05 Juil 19 Thom Yorke – ‘Anima’
Album / XL / 27.06.2019
Electro ambiant & expérimentale
Si Radiohead a toujours su se faire discret entre chacun de ses albums, nul ne peut ignorer la productivité assez remarquable dont a fait preuve son leader, notamment au cours des six dernières années qui l’ont vu enchaîner un premier album d’Atoms For Peace (2013), un deuxième effort solo (Tomorrow’s Modern Boxes, 2014), un nouvel opus de Radiohead (A Moon Shaped Pool, 2016) et une bande originale pour le film Suspiria de Luca Guadagnino l’an passé. Assez pour gagner une place bien méritée dans le cercle des personnalités musicales les plus productives de cette décennie, aux côtés des stakhanovistes bien connus que sont Damon Albarn ou encore Jack White. Et 2019 enfonce le clou avec Anima, nouvel album intime et personnel, sans doute l’un des plus aboutis depuis la sortie de The Eraser, son premier exercice solo de 2006.
En réalité, il est intéressant de voir à quel point le britannique arrive à pousser toujours plus loin sa formule électronique. A l’image d’un Julian Casablancas qui se sert de The Voidz pour expérimenter ce qu’il n’a jamais pu accomplir au sein des Strokes, Thom Yorke explore en solitaire des profondeurs expérimentales qui lui seraient probablement impossibles au sein de Radiohead. Ainsi, Anima s’inscrit dans la droite lignée de ses précédents travaux, telle une œuvre globale surfant entre minimalisme et production épaisse, dictée par la mélancolie et l’introspection de son auteur, Yorke ayant toujours su s’inspirer du monde qui l’entoure, tant pour ses beautés que ses travers les plus glauques. On retrouve donc ici sa vision actuelle d’une société de plus en plus déshumanisée, narrée de manière poétique, parfois lunaire, au travers de paysages sonores gravitant souvent comme des puzzles que l’auditeur peut construire et déconstruire au fil des écoutes. Chacune des neuf pistes est un mélange de nappes synthétiques, de beats et de samples, de rythmes syncopés et de textures qu’on croirait parfois à l’os, parfois enveloppées de velours. Mais au delà de l’aspect instrumental, Thom Yorke fascine depuis quelques années par la complexité de ses nouvelles prises de position sur sa voix de plus en plus déstructurée. Il offre encore ici une nouvelle variété de tons et d’intentions, prouvant ainsi qu’il ne cherche toujours pas à se reposer sur ses lauriers.

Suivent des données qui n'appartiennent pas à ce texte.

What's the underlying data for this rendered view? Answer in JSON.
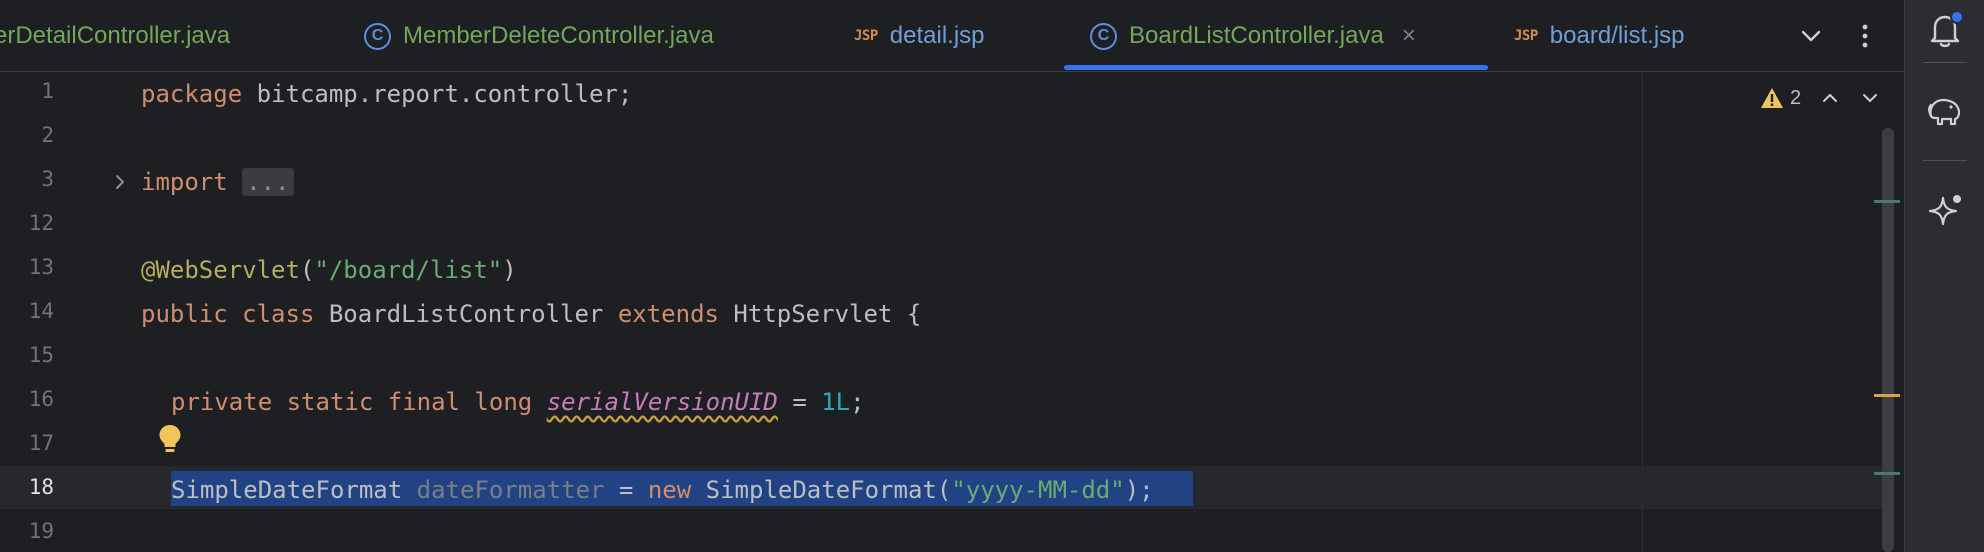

Anima fait preuve d’une véritable puissance, tant sur le propos que dans sa proposition musicale, et affiche parmi les titres les plus singuliers que le britannique ait pu offrir. Du groove nonchalant de I Am A Very Rude Person au majestueux et complexe Not The News, des plus classiques Last I Heard et Twist au magnifique The Axe que n’aurait pas renié le trio allemand Moderat, jusqu’à la conclusion Runwayaway où planerait presque le fantôme de Four Tet, Thom Yorke explore les méandres d’une musique expérimentale rythmée qu’il sait à tout moment calmer. En atteste Dawn Chorus, point culminant et pièce centrale du disque, qui traite ici de la perte, de la nostalgie et de l’adieu, tout en faisant l’éloge de la vie et de cette obligation indéniable d’aller de l’avant. A jamais l’un des plus beaux titres écrits et composés par l’anglais.

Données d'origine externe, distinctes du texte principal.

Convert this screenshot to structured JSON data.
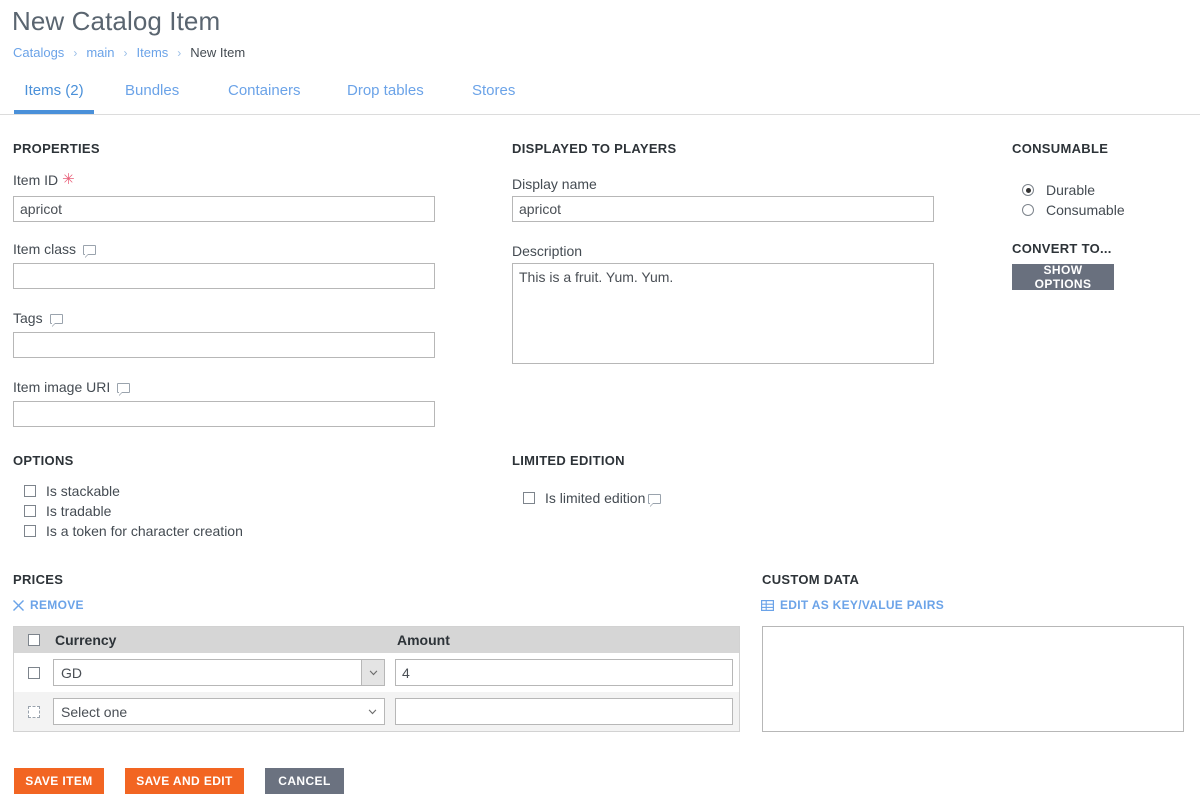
{
  "header": {
    "title": "New Catalog Item",
    "breadcrumb": [
      {
        "label": "Catalogs",
        "current": false
      },
      {
        "label": "main",
        "current": false
      },
      {
        "label": "Items",
        "current": false
      },
      {
        "label": "New Item",
        "current": true
      }
    ],
    "separator": "›"
  },
  "tabs": [
    {
      "label": "Items (2)",
      "active": true
    },
    {
      "label": "Bundles",
      "active": false
    },
    {
      "label": "Containers",
      "active": false
    },
    {
      "label": "Drop tables",
      "active": false
    },
    {
      "label": "Stores",
      "active": false
    }
  ],
  "properties": {
    "heading": "PROPERTIES",
    "item_id": {
      "label": "Item ID",
      "required_marker": "✳",
      "value": "apricot",
      "placeholder": ""
    },
    "item_class": {
      "label": "Item class",
      "value": "",
      "placeholder": "",
      "tooltip_icon": "speech-bubble-icon"
    },
    "tags": {
      "label": "Tags",
      "value": "",
      "placeholder": "",
      "tooltip_icon": "speech-bubble-icon"
    },
    "item_image_uri": {
      "label": "Item image URI",
      "value": "",
      "placeholder": "",
      "tooltip_icon": "speech-bubble-icon"
    }
  },
  "displayed_to_players": {
    "heading": "DISPLAYED TO PLAYERS",
    "display_name": {
      "label": "Display name",
      "value": "apricot",
      "placeholder": ""
    },
    "description": {
      "label": "Description",
      "value": "This is a fruit. Yum. Yum.",
      "placeholder": ""
    }
  },
  "consumable": {
    "heading": "CONSUMABLE",
    "options": [
      {
        "label": "Durable",
        "selected": true
      },
      {
        "label": "Consumable",
        "selected": false
      }
    ]
  },
  "convert_to": {
    "heading": "CONVERT TO...",
    "button_label": "SHOW OPTIONS"
  },
  "options": {
    "heading": "OPTIONS",
    "items": [
      {
        "label": "Is stackable",
        "checked": false
      },
      {
        "label": "Is tradable",
        "checked": false
      },
      {
        "label": "Is a token for character creation",
        "checked": false
      }
    ]
  },
  "limited_edition": {
    "heading": "LIMITED EDITION",
    "checkbox": {
      "label": "Is limited edition",
      "checked": false,
      "tooltip_icon": "speech-bubble-icon"
    }
  },
  "prices": {
    "heading": "PRICES",
    "remove_link": "REMOVE",
    "columns": [
      "Currency",
      "Amount"
    ],
    "rows": [
      {
        "currency": "GD",
        "amount": "4",
        "checked": false,
        "disabled": false
      },
      {
        "currency": "Select one",
        "amount": "",
        "checked": false,
        "disabled": true
      }
    ]
  },
  "custom_data": {
    "heading": "CUSTOM DATA",
    "edit_link": "EDIT AS KEY/VALUE PAIRS",
    "value": "",
    "placeholder": ""
  },
  "footer": {
    "save_item": "SAVE ITEM",
    "save_and_edit": "SAVE AND EDIT",
    "cancel": "CANCEL"
  },
  "colors": {
    "accent_blue": "#4a90d9",
    "link_blue": "#6ba3e8",
    "orange": "#f26522",
    "slate": "#69707e",
    "required_pink": "#e8607a"
  }
}
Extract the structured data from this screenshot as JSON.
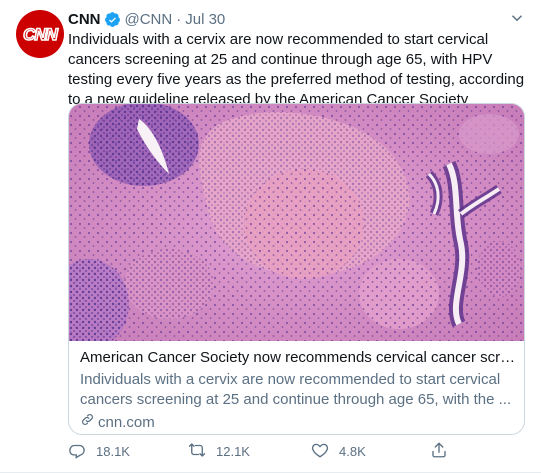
{
  "tweet": {
    "name": "CNN",
    "handle": "@CNN",
    "separator": "·",
    "time": "Jul 30",
    "avatar_text": "CNN",
    "text": "Individuals with a cervix are now recommended to start cervical cancers screening at 25 and continue through age 65, with HPV testing every five years as the preferred method of testing, according to a new guideline released by the American Cancer Society",
    "card": {
      "title": "American Cancer Society now recommends cervical cancer screeni...",
      "description": "Individuals with a cervix are now recommended to start cervical cancers screening at 25 and continue through age 65, with the ...",
      "domain": "cnn.com"
    },
    "actions": {
      "reply_count": "18.1K",
      "retweet_count": "12.1K",
      "like_count": "4.8K"
    }
  },
  "colors": {
    "brand_red": "#cc0000",
    "verified_blue": "#1da1f2",
    "muted": "#5b7083"
  },
  "icons": {
    "reply": "reply-icon",
    "retweet": "retweet-icon",
    "like": "heart-icon",
    "share": "share-icon",
    "link": "link-icon",
    "more": "chevron-down-icon",
    "verified": "verified-badge-icon"
  }
}
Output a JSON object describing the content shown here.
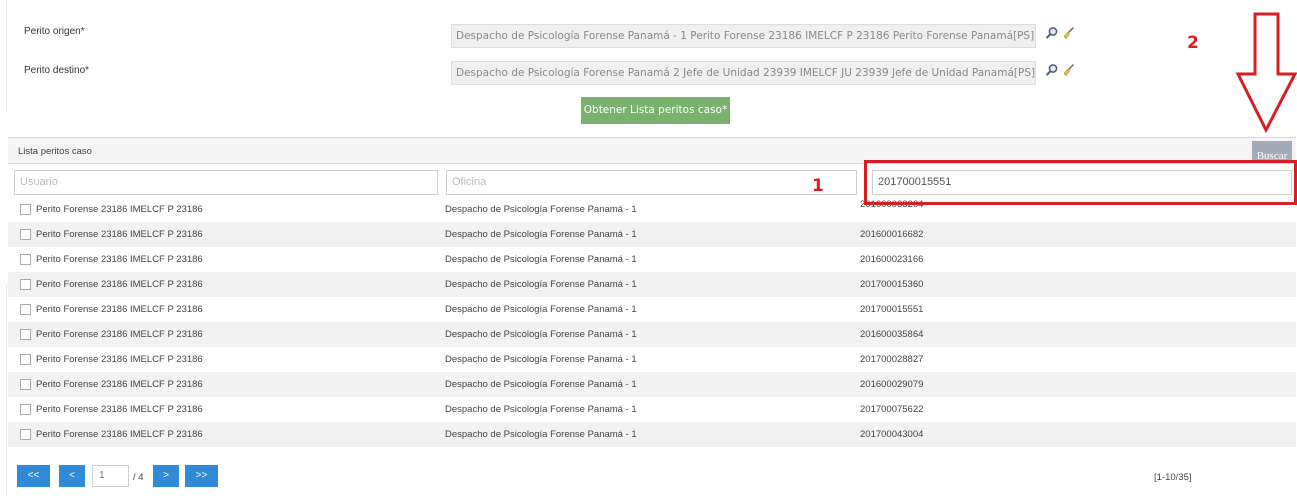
{
  "form": {
    "origin_label": "Perito origen*",
    "origin_value": "Despacho de Psicología Forense Panamá - 1 Perito Forense 23186 IMELCF P 23186 Perito Forense Panamá[PS] / Par",
    "dest_label": "Perito destino*",
    "dest_value": "Despacho de Psicología Forense Panamá 2 Jefe de Unidad 23939 IMELCF JU 23939 Jefe de Unidad Panamá[PS] / Par",
    "obtain_button": "Obtener Lista peritos caso*"
  },
  "panel": {
    "title": "Lista peritos caso",
    "search_button": "Buscar"
  },
  "filters": {
    "user_placeholder": "Usuario",
    "office_placeholder": "Oficina",
    "case_value": "201700015551"
  },
  "rows": [
    {
      "user": "Perito Forense 23186 IMELCF P 23186",
      "office": "Despacho de Psicología Forense Panamá - 1",
      "case": "201600033264"
    },
    {
      "user": "Perito Forense 23186 IMELCF P 23186",
      "office": "Despacho de Psicología Forense Panamá - 1",
      "case": "201600016682"
    },
    {
      "user": "Perito Forense 23186 IMELCF P 23186",
      "office": "Despacho de Psicología Forense Panamá - 1",
      "case": "201600023166"
    },
    {
      "user": "Perito Forense 23186 IMELCF P 23186",
      "office": "Despacho de Psicología Forense Panamá - 1",
      "case": "201700015360"
    },
    {
      "user": "Perito Forense 23186 IMELCF P 23186",
      "office": "Despacho de Psicología Forense Panamá - 1",
      "case": "201700015551"
    },
    {
      "user": "Perito Forense 23186 IMELCF P 23186",
      "office": "Despacho de Psicología Forense Panamá - 1",
      "case": "201600035864"
    },
    {
      "user": "Perito Forense 23186 IMELCF P 23186",
      "office": "Despacho de Psicología Forense Panamá - 1",
      "case": "201700028827"
    },
    {
      "user": "Perito Forense 23186 IMELCF P 23186",
      "office": "Despacho de Psicología Forense Panamá - 1",
      "case": "201600029079"
    },
    {
      "user": "Perito Forense 23186 IMELCF P 23186",
      "office": "Despacho de Psicología Forense Panamá - 1",
      "case": "201700075622"
    },
    {
      "user": "Perito Forense 23186 IMELCF P 23186",
      "office": "Despacho de Psicología Forense Panamá - 1",
      "case": "201700043004"
    }
  ],
  "pager": {
    "first": "<<",
    "prev": "<",
    "page": "1",
    "total": "/ 4",
    "next": ">",
    "last": ">>",
    "range": "[1-10/35]"
  },
  "annotations": {
    "label_1": "1",
    "label_2": "2",
    "color": "#d81e25"
  },
  "colors": {
    "primary_button": "#78b26d",
    "search_button": "#a3acb8",
    "pager_button": "#2f8ad8"
  },
  "icons": {
    "search": "magnifier-icon",
    "clear": "broom-icon"
  }
}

Il y a une angoisse latente sur Anima qui vire parfois à la paranoïa ou à la claustrophobie, comme dans un cauchemar ou un rêve à demi éveillé. Ainsi, pour compléter cette œuvre déjà riche et pour illustrer visuellement son propos, Thom Yorke a décidé de collaborer une fois de plus avec le réalisateur Paul Thomas Anderson pour donner vie à un court métrage indissociable de l’album, jusqu’alors seulement visible sur Netflix. Cette œuvre cinématographique chorégraphiée par Damien Jalet – qui avait notamment travaillé sur le film Suspiria – affiche un Thom Yorke déroutant, mis en scène aux cotés de sa compagne à la ville (l’actrice italienne Dajana Roncione) dans un film qui fait référence à l’inconscient et à la représentation féminine via l’imagination masculine, concept de psychologie analytique fondé par Carl Jung auquel le titre Anima fait directement référence.
Somptueux et dense, ce nouvel effort est l’œuvre contemplative et contemporaine d’un Thom Yorke à l’ère de la surconsommation, des réseaux sociaux, de l’isolement, de l’individualisme et de l’aliénation. La noirceur y est indéniable mais, entre troubles sociaux et monologue interne, elle demeure plus hypnotique et passionnante que jamais. Un nouveau coup de maître pour l’un des musiciens les plus inspirants et hors-norme de notre époque.